I promised that I would tell you a story of how the mask was almost lifted, and indeed I have. It took me close to a century to gather enough secrets to understand the events of that night. I found the last clue when I finally escaped the clutches of my creator, the infamous Dark Lady, the same veiled woman you have seen revealed to you. Though even now I cannot record everything in writing – some things are too dangerous to write and to read – it is enough to say that even then she was a person of immense personal and political power. It is proof enough of her power and influence that her name appears nowhere in any written history; there is not a reference or a hint of her presence, though she has devastated nations and killed kings in her time. But where there is a person with power there are a hundred itching to take it from her. In this case, four ambitious men decided to try to use an object, an ancient, evil, and ghastly object, to weaken and control her. She tricked and defeated them as she has tricked and defeated many, many others who have had the temerity to challenge her.

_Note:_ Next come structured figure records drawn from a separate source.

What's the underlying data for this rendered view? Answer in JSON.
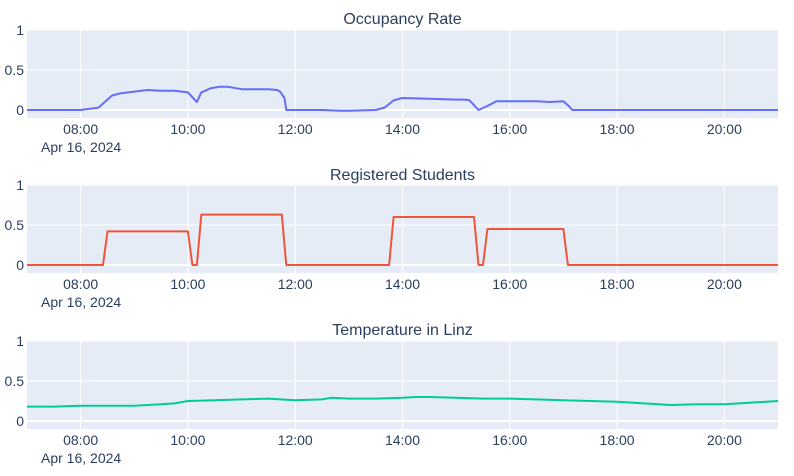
{
  "chart_data": [
    {
      "type": "line",
      "title": "Occupancy Rate",
      "color": "#636efa",
      "xlim": [
        "07:00",
        "21:00"
      ],
      "ylim": [
        0,
        1
      ],
      "x_ticks": [
        "08:00",
        "10:00",
        "12:00",
        "14:00",
        "16:00",
        "18:00",
        "20:00"
      ],
      "x_date_label": "Apr 16, 2024",
      "y_ticks": [
        "0",
        "0.5",
        "1"
      ],
      "x": [
        "07:00",
        "08:00",
        "08:20",
        "08:35",
        "08:45",
        "09:00",
        "09:15",
        "09:30",
        "09:45",
        "10:00",
        "10:05",
        "10:10",
        "10:15",
        "10:25",
        "10:35",
        "10:45",
        "11:00",
        "11:15",
        "11:30",
        "11:40",
        "11:43",
        "11:48",
        "11:50",
        "12:00",
        "12:30",
        "12:50",
        "13:00",
        "13:30",
        "13:40",
        "13:50",
        "14:00",
        "14:30",
        "15:00",
        "15:10",
        "15:15",
        "15:25",
        "15:35",
        "15:45",
        "16:00",
        "16:30",
        "16:45",
        "17:00",
        "17:05",
        "17:10",
        "17:20",
        "18:00",
        "19:00",
        "20:00",
        "21:00"
      ],
      "y": [
        0.0,
        0.0,
        0.03,
        0.18,
        0.21,
        0.23,
        0.25,
        0.24,
        0.24,
        0.22,
        0.16,
        0.1,
        0.22,
        0.27,
        0.29,
        0.29,
        0.26,
        0.26,
        0.26,
        0.25,
        0.23,
        0.15,
        0.0,
        0.0,
        0.0,
        -0.01,
        -0.01,
        0.0,
        0.03,
        0.12,
        0.15,
        0.14,
        0.13,
        0.13,
        0.12,
        0.0,
        0.05,
        0.11,
        0.11,
        0.11,
        0.1,
        0.11,
        0.06,
        0.0,
        0.0,
        0.0,
        0.0,
        0.0,
        0.0
      ]
    },
    {
      "type": "line",
      "title": "Registered Students",
      "color": "#ef553b",
      "xlim": [
        "07:00",
        "21:00"
      ],
      "ylim": [
        0,
        1
      ],
      "x_ticks": [
        "08:00",
        "10:00",
        "12:00",
        "14:00",
        "16:00",
        "18:00",
        "20:00"
      ],
      "x_date_label": "Apr 16, 2024",
      "y_ticks": [
        "0",
        "0.5",
        "1"
      ],
      "x": [
        "07:00",
        "08:25",
        "08:30",
        "10:00",
        "10:05",
        "10:10",
        "10:15",
        "11:45",
        "11:50",
        "13:45",
        "13:50",
        "15:20",
        "15:25",
        "15:30",
        "15:35",
        "17:00",
        "17:05",
        "21:00"
      ],
      "y": [
        0,
        0,
        0.42,
        0.42,
        0,
        0,
        0.63,
        0.63,
        0,
        0,
        0.6,
        0.6,
        0,
        0,
        0.45,
        0.45,
        0,
        0
      ]
    },
    {
      "type": "line",
      "title": "Temperature in Linz",
      "color": "#00cc96",
      "xlim": [
        "07:00",
        "21:00"
      ],
      "ylim": [
        0,
        1
      ],
      "x_ticks": [
        "08:00",
        "10:00",
        "12:00",
        "14:00",
        "16:00",
        "18:00",
        "20:00"
      ],
      "x_date_label": "Apr 16, 2024",
      "y_ticks": [
        "0",
        "0.5",
        "1"
      ],
      "x": [
        "07:00",
        "07:30",
        "08:00",
        "08:30",
        "09:00",
        "09:15",
        "09:30",
        "09:45",
        "10:00",
        "10:30",
        "11:00",
        "11:30",
        "12:00",
        "12:30",
        "12:40",
        "13:00",
        "13:30",
        "14:00",
        "14:15",
        "14:30",
        "15:00",
        "15:30",
        "16:00",
        "16:30",
        "17:00",
        "17:30",
        "18:00",
        "18:30",
        "19:00",
        "19:30",
        "20:00",
        "20:30",
        "21:00"
      ],
      "y": [
        0.18,
        0.18,
        0.19,
        0.19,
        0.19,
        0.2,
        0.21,
        0.22,
        0.25,
        0.26,
        0.27,
        0.28,
        0.26,
        0.27,
        0.29,
        0.28,
        0.28,
        0.29,
        0.3,
        0.3,
        0.29,
        0.28,
        0.28,
        0.27,
        0.26,
        0.25,
        0.24,
        0.22,
        0.2,
        0.21,
        0.21,
        0.23,
        0.25
      ]
    }
  ]
}
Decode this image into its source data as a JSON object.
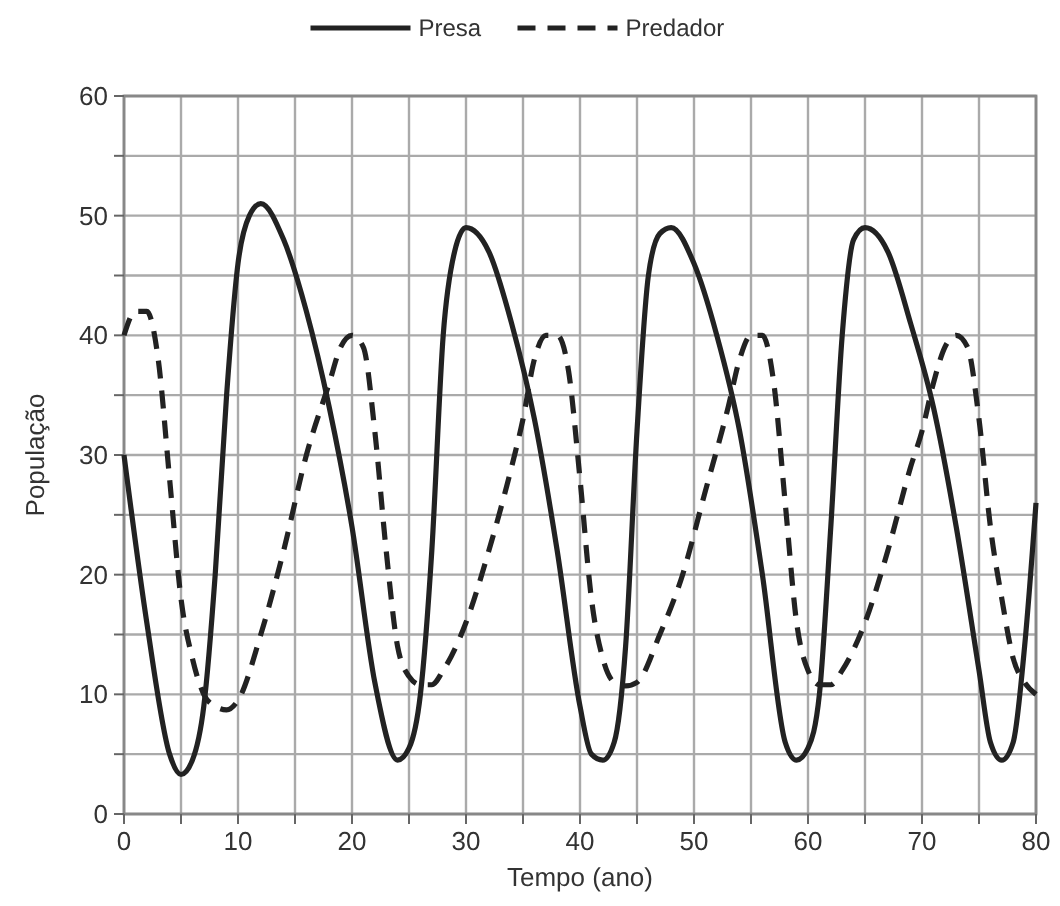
{
  "chart_data": {
    "type": "line",
    "xlabel": "Tempo (ano)",
    "ylabel": "População",
    "xlim": [
      0,
      80
    ],
    "ylim": [
      0,
      60
    ],
    "xticks": [
      0,
      {
        "value": 5,
        "label": null
      },
      10,
      {
        "value": 15,
        "label": null
      },
      20,
      {
        "value": 25,
        "label": null
      },
      30,
      {
        "value": 35,
        "label": null
      },
      40,
      {
        "value": 45,
        "label": null
      },
      50,
      {
        "value": 55,
        "label": null
      },
      60,
      {
        "value": 65,
        "label": null
      },
      70,
      {
        "value": 75,
        "label": null
      },
      80
    ],
    "yticks": [
      0,
      {
        "value": 5,
        "label": null
      },
      10,
      {
        "value": 15,
        "label": null
      },
      20,
      {
        "value": 25,
        "label": null
      },
      30,
      {
        "value": 35,
        "label": null
      },
      40,
      {
        "value": 45,
        "label": null
      },
      50,
      {
        "value": 55,
        "label": null
      },
      60
    ],
    "grid": true,
    "legend": "top",
    "series": [
      {
        "name": "Presa",
        "color": "#222222",
        "line_style": "solid",
        "x": [
          0,
          2,
          4,
          5,
          6,
          7,
          8,
          9,
          10,
          11,
          12,
          14,
          16,
          18,
          20,
          22,
          24,
          25,
          26,
          27,
          28,
          29,
          30,
          32,
          34,
          36,
          38,
          40,
          41,
          42,
          43,
          44,
          45,
          46,
          47,
          48,
          50,
          52,
          54,
          56,
          58,
          59,
          60,
          61,
          62,
          63,
          64,
          65,
          67,
          69,
          71,
          73,
          75,
          76,
          77,
          78,
          79,
          80
        ],
        "values": [
          30,
          16,
          5,
          3.3,
          4.5,
          9,
          20,
          35,
          46,
          50,
          51,
          48,
          42,
          34,
          24,
          11,
          4.5,
          5.5,
          10,
          22,
          40,
          47,
          49,
          47,
          41,
          33,
          22,
          9,
          5,
          4.5,
          6,
          14,
          32,
          45,
          48.5,
          49,
          46,
          40,
          32,
          20,
          6,
          4.5,
          5.5,
          10,
          24,
          40,
          48,
          49,
          47,
          41,
          34,
          24,
          12,
          6,
          4.5,
          6,
          14,
          26
        ]
      },
      {
        "name": "Predador",
        "color": "#222222",
        "line_style": "dashed",
        "x": [
          0,
          1,
          2,
          3,
          4,
          5,
          6,
          7,
          8,
          9,
          10,
          12,
          14,
          16,
          18,
          19,
          20,
          21,
          22,
          23,
          24,
          25,
          26,
          27,
          28,
          30,
          32,
          34,
          35,
          36,
          37,
          38,
          39,
          40,
          41,
          42,
          43,
          44,
          45,
          47,
          49,
          51,
          53,
          54,
          55,
          56,
          57,
          58,
          59,
          60,
          61,
          62,
          63,
          65,
          67,
          69,
          70,
          71,
          72,
          73,
          74,
          75,
          76,
          77,
          78,
          79,
          80
        ],
        "values": [
          40,
          42,
          42,
          38,
          28,
          18,
          13,
          10,
          9,
          8.7,
          9.5,
          15,
          22,
          30,
          36,
          39,
          40,
          39,
          32,
          22,
          14,
          11.5,
          10.8,
          10.8,
          12,
          16,
          22,
          29,
          33,
          38,
          40,
          40,
          37,
          28,
          18,
          13,
          11,
          10.7,
          11,
          15,
          20,
          27,
          34,
          38,
          40,
          40,
          36,
          26,
          16,
          12,
          10.8,
          10.8,
          12,
          16,
          22,
          29,
          32,
          36,
          39,
          40,
          39,
          33,
          24,
          18,
          13,
          11,
          10
        ]
      }
    ]
  }
}
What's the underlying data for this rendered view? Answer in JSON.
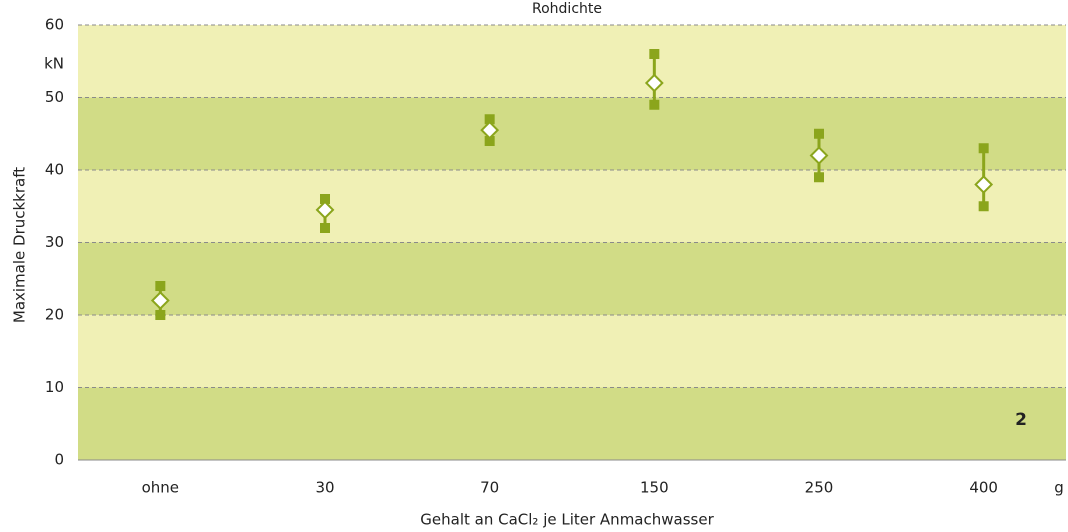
{
  "chart_data": {
    "type": "range",
    "title": "Rohdichte",
    "y_label": "Maximale Druckkraft",
    "y_unit": "kN",
    "x_label": "Gehalt an CaCl₂ je Liter Anmachwasser",
    "x_unit": "g",
    "annotation": "2",
    "categories": [
      "ohne",
      "30",
      "70",
      "150",
      "250",
      "400"
    ],
    "means": [
      22,
      34.5,
      45.5,
      52,
      42,
      38
    ],
    "mins": [
      20,
      32,
      44,
      49,
      39,
      35
    ],
    "maxs": [
      24,
      36,
      47,
      56,
      45,
      43
    ],
    "color": "#8ba51c",
    "band_colors": [
      "#d1dc86",
      "#f0f0b5"
    ],
    "ylim": [
      0,
      60
    ],
    "yticks": [
      0,
      10,
      20,
      30,
      40,
      50,
      60
    ],
    "grid": true
  }
}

Though there was a great mystery in the events surrounding my creation, there was an even greater mystery in the Dark Lady's decision to do what she did to me. Solving that mystery required seeing into the Dark Lady's head, and that place has always been obfuscated to even the shrewdest observers. I still do not know with certainty, but I believe that my devotion to my Christian duty impressed her. She believed she could convert that loyalty, if not to her, then to what she stood for: the Masquerade. And if that is what she was trying to do she has to an extent succeeded. For nothing has so consumed my life, such as it is, as has the defence of that institution. If I have learnt one thing from close to six hundred years of life, it is that the Dark Lady is right more often that she is wrong.
As for the story of what happened after I received my rare gift from the Dark Lady, that is for another time. For now, I have the party of a lifetime to prepare for.